The clear white area in the centre of this map shows the area devastated by the fire.

Tens of thousands homeless

Londoners today face a housing crisis caused by ever-increasing prices and a lack of affordable housing. People are moving further away from central London, or the areas where they grew up. Many are abandoning the city altogether.

The results of this crisis would have been familiar to the Londoners of 1666, though the cause was very different.

After the fire, landlords hiked rents. People crammed into smaller homes, in areas they’d rather not have moved to.

The 1666 crisis eventually eased as the city was rebuilt. Which leaves us asking – what will the solution be to our own crisis?

Destruction and homelessness

Four fifths of London was destroyed in the fire, which began on 2 September 1666. Within five days, around 13,200 houses were in ruins and around 100,000 Londoners were homeless.

Reeling from their losses, people had to decide what to do next. Thousands camped in the fields outside the city in tents and shacks.

The Great Fire of London - Taken from the West just beyond Essex Stairs

Hear eye-witness accounts of how the fire impacted Londoners.

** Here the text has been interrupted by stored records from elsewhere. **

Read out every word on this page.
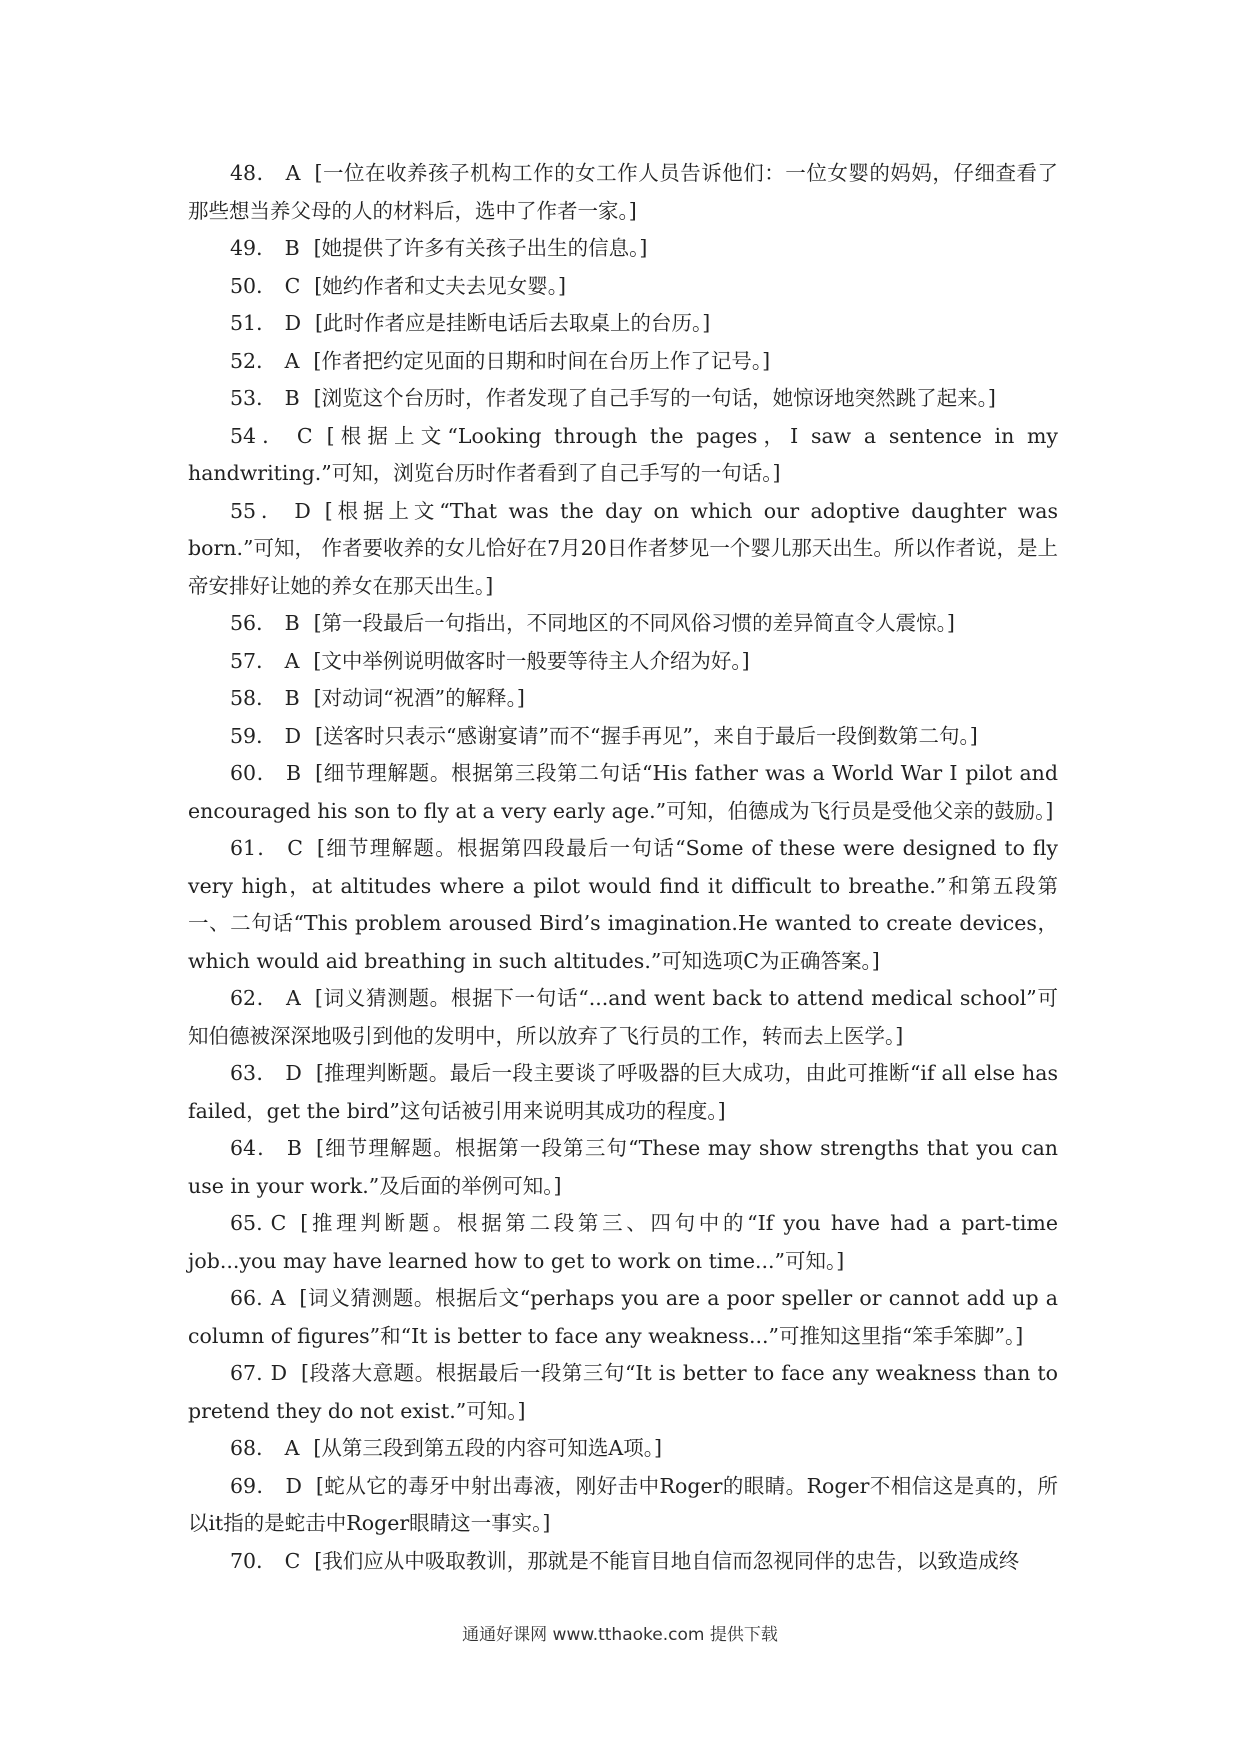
48． A [一位在收养孩子机构工作的女工作人员告诉他们：一位女婴的妈妈，仔细查看了那些想当养父母的人的材料后，选中了作者一家。]

49． B [她提供了许多有关孩子出生的信息。]

50． C [她约作者和丈夫去见女婴。]

51． D [此时作者应是挂断电话后去取桌上的台历。]

52． A [作者把约定见面的日期和时间在台历上作了记号。]

53． B [浏览这个台历时，作者发现了自己手写的一句话，她惊讶地突然跳了起来。]

54． C [根据上文“Looking through the pages，I saw a sentence in my handwriting.”可知，浏览台历时作者看到了自己手写的一句话。]

55． D [根据上文“That was the day on which our adoptive daughter was born.”可知， 作者要收养的女儿恰好在7月20日作者梦见一个婴儿那天出生。所以作者说，是上帝安排好让她的养女在那天出生。]

56． B [第一段最后一句指出，不同地区的不同风俗习惯的差异简直令人震惊。]

57． A [文中举例说明做客时一般要等待主人介绍为好。]

58． B [对动词“祝酒”的解释。]

59． D [送客时只表示“感谢宴请”而不“握手再见”，来自于最后一段倒数第二句。]

60． B [细节理解题。根据第三段第二句话“His father was a World War Ⅰ pilot and encouraged his son to fly at a very early age.”可知，伯德成为飞行员是受他父亲的鼓励。]

61． C [细节理解题。根据第四段最后一句话“Some of these were designed to fly very high，at altitudes where a pilot would find it difficult to breathe.”和第五段第一、二句话“This problem aroused Bird’s imagination.He wanted to create devices，which would aid breathing in such altitudes.”可知选项C为正确答案。]

62． A [词义猜测题。根据下一句话“...and went back to attend medical school”可知伯德被深深地吸引到他的发明中，所以放弃了飞行员的工作，转而去上医学。]

63． D [推理判断题。最后一段主要谈了呼吸器的巨大成功，由此可推断“if all else has failed，get the bird”这句话被引用来说明其成功的程度。]

64． B [细节理解题。根据第一段第三句“These may show strengths that you can use in your work.”及后面的举例可知。]

65. C [推理判断题。根据第二段第三、四句中的“If you have had a part-time job...you may have learned how to get to work on time...”可知。]

66. A [词义猜测题。根据后文“perhaps you are a poor speller or cannot add up a column of figures”和“It is better to face any weakness...”可推知这里指“笨手笨脚”。]

67. D [段落大意题。根据最后一段第三句“It is better to face any weakness than to pretend they do not exist.”可知。]

68． A [从第三段到第五段的内容可知选A项。]

69． D [蛇从它的毒牙中射出毒液，刚好击中Roger的眼睛。Roger不相信这是真的，所以it指的是蛇击中Roger眼睛这一事实。]

70． C [我们应从中吸取教训，那就是不能盲目地自信而忽视同伴的忠告，以致造成终

通通好课网 www.tthaoke.com 提供下载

“Is London a village that I see, the houses in it stand so scatteringly?”

Samuel Rolle, 1668

Temporary solutions

The City of London authorities rented out fields so that people could build temporary homes. Shanty towns grew up in places like Moorfields.

This was only a short-term solution. The Additional Rebuilding Act of 1670 stated that “sheds, shops and other buildings” which had popped up in “Smithfield, Moor-fields; and other void places” had to be removed by 29 September 1674.

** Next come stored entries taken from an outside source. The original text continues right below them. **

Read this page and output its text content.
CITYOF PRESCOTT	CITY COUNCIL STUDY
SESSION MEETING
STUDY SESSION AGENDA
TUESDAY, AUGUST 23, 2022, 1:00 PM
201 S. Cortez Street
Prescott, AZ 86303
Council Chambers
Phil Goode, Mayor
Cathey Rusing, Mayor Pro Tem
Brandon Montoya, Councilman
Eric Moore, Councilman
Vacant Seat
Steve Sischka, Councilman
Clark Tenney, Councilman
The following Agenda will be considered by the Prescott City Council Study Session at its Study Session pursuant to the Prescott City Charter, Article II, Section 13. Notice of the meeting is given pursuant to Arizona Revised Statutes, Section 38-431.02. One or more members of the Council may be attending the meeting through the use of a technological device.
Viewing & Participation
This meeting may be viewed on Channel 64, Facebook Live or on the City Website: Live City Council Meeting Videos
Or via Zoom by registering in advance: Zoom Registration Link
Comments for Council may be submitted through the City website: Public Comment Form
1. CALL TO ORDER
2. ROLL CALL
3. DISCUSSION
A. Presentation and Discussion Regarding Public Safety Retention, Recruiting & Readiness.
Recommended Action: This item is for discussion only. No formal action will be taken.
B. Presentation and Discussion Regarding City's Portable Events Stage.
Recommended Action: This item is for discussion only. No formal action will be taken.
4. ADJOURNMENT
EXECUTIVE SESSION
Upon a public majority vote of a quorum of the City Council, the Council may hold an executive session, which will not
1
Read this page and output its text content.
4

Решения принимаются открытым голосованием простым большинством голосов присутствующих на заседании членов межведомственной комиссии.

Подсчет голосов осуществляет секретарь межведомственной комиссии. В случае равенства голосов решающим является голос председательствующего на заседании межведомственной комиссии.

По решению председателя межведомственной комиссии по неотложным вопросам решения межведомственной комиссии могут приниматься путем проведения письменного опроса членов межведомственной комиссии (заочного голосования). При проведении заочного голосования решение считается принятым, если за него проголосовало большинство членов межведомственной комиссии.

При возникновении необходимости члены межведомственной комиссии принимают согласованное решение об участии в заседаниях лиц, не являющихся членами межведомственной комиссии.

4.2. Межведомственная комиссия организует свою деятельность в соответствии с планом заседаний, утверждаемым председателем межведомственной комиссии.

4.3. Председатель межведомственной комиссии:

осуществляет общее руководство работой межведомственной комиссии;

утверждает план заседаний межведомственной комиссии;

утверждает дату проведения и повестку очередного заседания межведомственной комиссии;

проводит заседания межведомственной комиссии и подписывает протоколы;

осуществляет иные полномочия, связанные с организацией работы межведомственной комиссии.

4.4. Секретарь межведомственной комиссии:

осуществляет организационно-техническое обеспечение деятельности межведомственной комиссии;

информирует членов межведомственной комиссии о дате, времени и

In other words, up to eight years after the fire, some Londoners were still living in these shanty towns.

Rising rents

Those who could afford to could move to one of the unburnt areas of London. But many landlords who had not lost their properties in the fire raised their rents immediately.

On 7 September 1666, the famous diarist Samuel Pepys noted: “strange to hear what is bid for houses all up and down here… £150 for what [someone] used to let for £40 per [year]”.

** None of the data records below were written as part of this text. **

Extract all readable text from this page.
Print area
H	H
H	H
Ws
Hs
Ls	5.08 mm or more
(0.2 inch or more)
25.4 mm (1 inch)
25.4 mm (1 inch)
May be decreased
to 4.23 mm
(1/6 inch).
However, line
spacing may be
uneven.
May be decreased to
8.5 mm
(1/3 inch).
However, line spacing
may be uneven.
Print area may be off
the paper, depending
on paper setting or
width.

Thomas Bromfield wrote a letter to his wife on 17 September, saying that “houses are ten times dearer than ever they were.”

Antique coin with embossed lion and inscriptions, isolated on white background.

17th-century trade tokens like these give us valuable information about the locations of businesses at the time of the fire.

Trade tokens

Looking at our collection of 17th century trade tokens turns up some evidence for Londoner’s post-fire moves.

These tokens were unofficial coins handed out by small businesses as change, and were stamped with the business owner’s name and location.

Ralph Butcher’s story is one example. A token from 1664 shows he owned a business in Tower Street. But another from 1666 is issued from “without Bishopsgate”, an area which escaped damage. It’s likely that he moved here after his previous business was destroyed in the fire.

Moving within London

In his 1667 book Samuel Rolle commented on the migration of rich citizens from the burnt-out city to poorer suburban areas:

“How much more considerable are the suburbs now, than that lately were? Some places of despicable termination, and as mean account, but a few months since, such as Houndsditch, and Shoreditch, do now contain not a few citizens of very good fashion… Time was that rich citizens would almost have held their noses, if they had passed by those places where now it may be they are constrained to dwell”.

If you found a property in the surviving areas of London, you may not have been able to live in the comfort you were used to.

In a 1668 book, Rolle says that many people complained of being “pent up” in small, “unsweet and unpleasant” dwellings where it was difficult to work or house their families.

That might sound familiar to some Londoners today, where the housing squeeze has seen attics and basements offered for rent.

Moving out of London

Others left London entirely. A declaration from King Charles II in 1666 encouraged towns to take in homeless Londoners.

Rolle says Londoners were “dispersed and scattered into corners, some crowded into the suburbs, others gone into the country, disabled in all likelihood, from ever returning again, to settle as before.”

The same is happening today as high house prices drive an exodus of London residents into distant suburbs and satellite cities such as Brighton and Reading.

Rebuilding London

Many saw the gigantic task of rebuilding the city as an opportunity for change. The architect Christopher Wren and the writer John Evelyn, among others, submitted designs to sweep away the cramped streets of old London, replacing the muddled medieval city with orderly, open avenues and plazas. Copies of these plans are held in our collection.

But much of the land in the City of London was privately owned, with a complicated mix of landlords, tenants and sub-tenants.

Cutting across this complex tangle of rights with an ambitious new street plan was not a priority in 1666. Londoners needed new homes as quickly as possible.

In the end, the winding streets of the medieval city were restored in the rebuilt London. This dense network of roads has guided the future growth of the city, even into the 21st century. It remains difficult to build American-style skyscrapers amid the narrow lanes and small blocks of the City of London.

St Paul's Cathedral, rebuilt to the designs of Christopher Wren, still influences London's planning regulations. New buildings must not block certain "protected views" of the cathedral from locations as distant as Richmond or Parliament Hill.